Elizabeth Perkins is often pretty horrible, particularly to her daughter, and yet there is still a certain appeal to her character. Is that sort of the contradiction part of why she’s there?

I think it’s because she’s such a wonderful actress that she’s able to bring that kind of dimension to the character. I think it would be really easy to play Celia as just Cruella DeVille. I think in some ways it would probably be more fun for an actress to play it that way but I think Perkins manages to bring another layer to it and make Celia more of a human being … and I think that’s why you care about her at all.

Why does Nancy stay friends with Celia?

I think Celia sees that there is something about Nancy that is not phony in the way that the other ladies are phony.
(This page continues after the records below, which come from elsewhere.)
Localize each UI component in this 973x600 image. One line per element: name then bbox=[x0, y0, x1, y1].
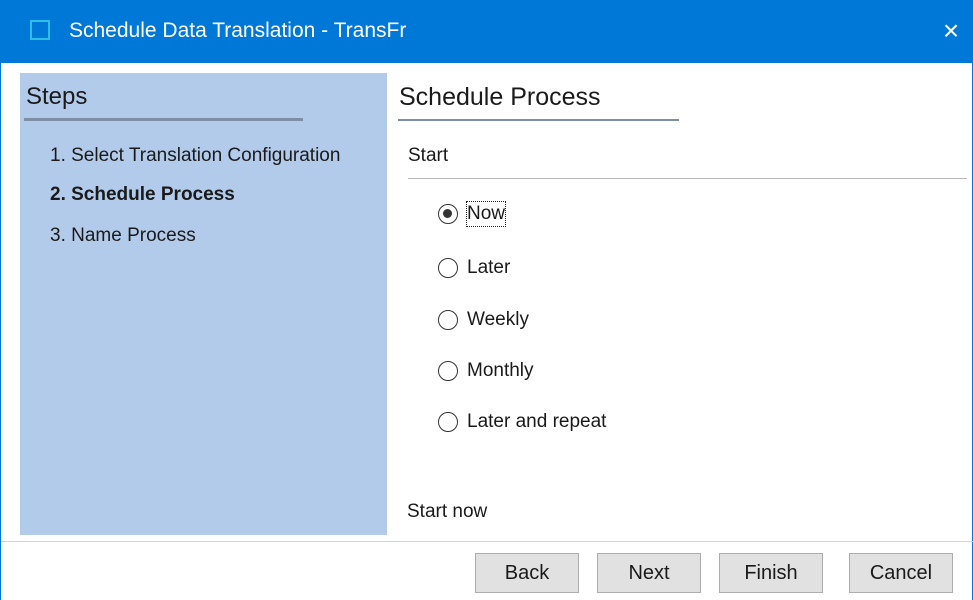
title-bar: Schedule Data Translation - TransFr × bbox=[1, 0, 973, 63]
radio-button[interactable] bbox=[438, 361, 458, 381]
radio-button[interactable] bbox=[438, 310, 458, 330]
schedule-status-text: Start now bbox=[407, 501, 488, 522]
radio-label-weekly[interactable]: Weekly bbox=[467, 308, 529, 332]
next-button[interactable]: Next bbox=[597, 553, 701, 593]
steps-heading-underline bbox=[24, 118, 303, 121]
radio-dot bbox=[443, 209, 452, 218]
radio-button[interactable] bbox=[438, 258, 458, 278]
window-title: Schedule Data Translation - TransFr bbox=[69, 19, 407, 42]
start-section-label: Start bbox=[408, 145, 449, 166]
close-icon[interactable]: × bbox=[936, 14, 966, 48]
radio-button[interactable] bbox=[438, 412, 458, 432]
step-schedule-process: 2. Schedule Process bbox=[50, 184, 235, 205]
footer-divider bbox=[1, 541, 973, 542]
page-title: Schedule Process bbox=[399, 83, 601, 111]
steps-heading: Steps bbox=[26, 83, 88, 110]
finish-button[interactable]: Finish bbox=[719, 553, 823, 593]
section-divider bbox=[408, 178, 967, 179]
radio-now[interactable]: Now bbox=[438, 200, 507, 228]
radio-button-selected[interactable] bbox=[438, 204, 458, 224]
radio-label-later[interactable]: Later bbox=[467, 256, 510, 280]
dialog-window: Schedule Data Translation - TransFr × St… bbox=[0, 0, 973, 600]
radio-later[interactable]: Later bbox=[438, 254, 510, 282]
steps-panel: Steps 1. Select Translation Configuratio… bbox=[20, 73, 387, 535]
step-select-translation-configuration: 1. Select Translation Configuration bbox=[50, 145, 341, 166]
radio-monthly[interactable]: Monthly bbox=[438, 357, 534, 385]
cancel-button[interactable]: Cancel bbox=[849, 553, 953, 593]
radio-label-later-and-repeat[interactable]: Later and repeat bbox=[467, 410, 606, 434]
back-button[interactable]: Back bbox=[475, 553, 579, 593]
page-title-underline bbox=[398, 119, 679, 121]
step-name-process: 3. Name Process bbox=[50, 225, 196, 246]
radio-label-now[interactable]: Now bbox=[465, 201, 507, 227]
radio-later-and-repeat[interactable]: Later and repeat bbox=[438, 408, 606, 436]
radio-label-monthly[interactable]: Monthly bbox=[467, 359, 534, 383]
radio-weekly[interactable]: Weekly bbox=[438, 306, 529, 334]
app-icon bbox=[30, 20, 50, 40]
Oddly, in a way Nancy is incredibly duplicitous and incredibly dishonest.

Can you tell us anything about how Nancy crosses paths with Snoop Dogg later in the season?

Potential customer.

Did you think this was a series that was going to go into a second season and have some Emmy recognition?

You know the very first movie I ever did in my life ran for two days and just tanked. I was so excited about it before it came out but it really taught me to not have any expectations whatsoever. … With this I didn’t have any, and if anything I thought people would probably be pretty offended by it. I didn’t think that it would necessarily be something that people would really dig. So I guess it’s kind of surprising.

Do you run into people who are offended by it?

I haven’t as yet; I’m sure I will though.

How about people who look at you funny in the grocery store or something?

Yes, but sometimes really terribly sweet-looking ladies come up to me and tell me how much they love it and they can relate to it. It’s pretty surprising.

What episode are you working on now?

We finished.

You’re all done, okay. So you do know how the season ends.

I do.

Can you talk a little bit about that?

I’m not allowed to because every time I start to somebody kind of sweeps in and says I’m not supposed to. But I think am allowed to say that it gets dark. … Things get dark all over.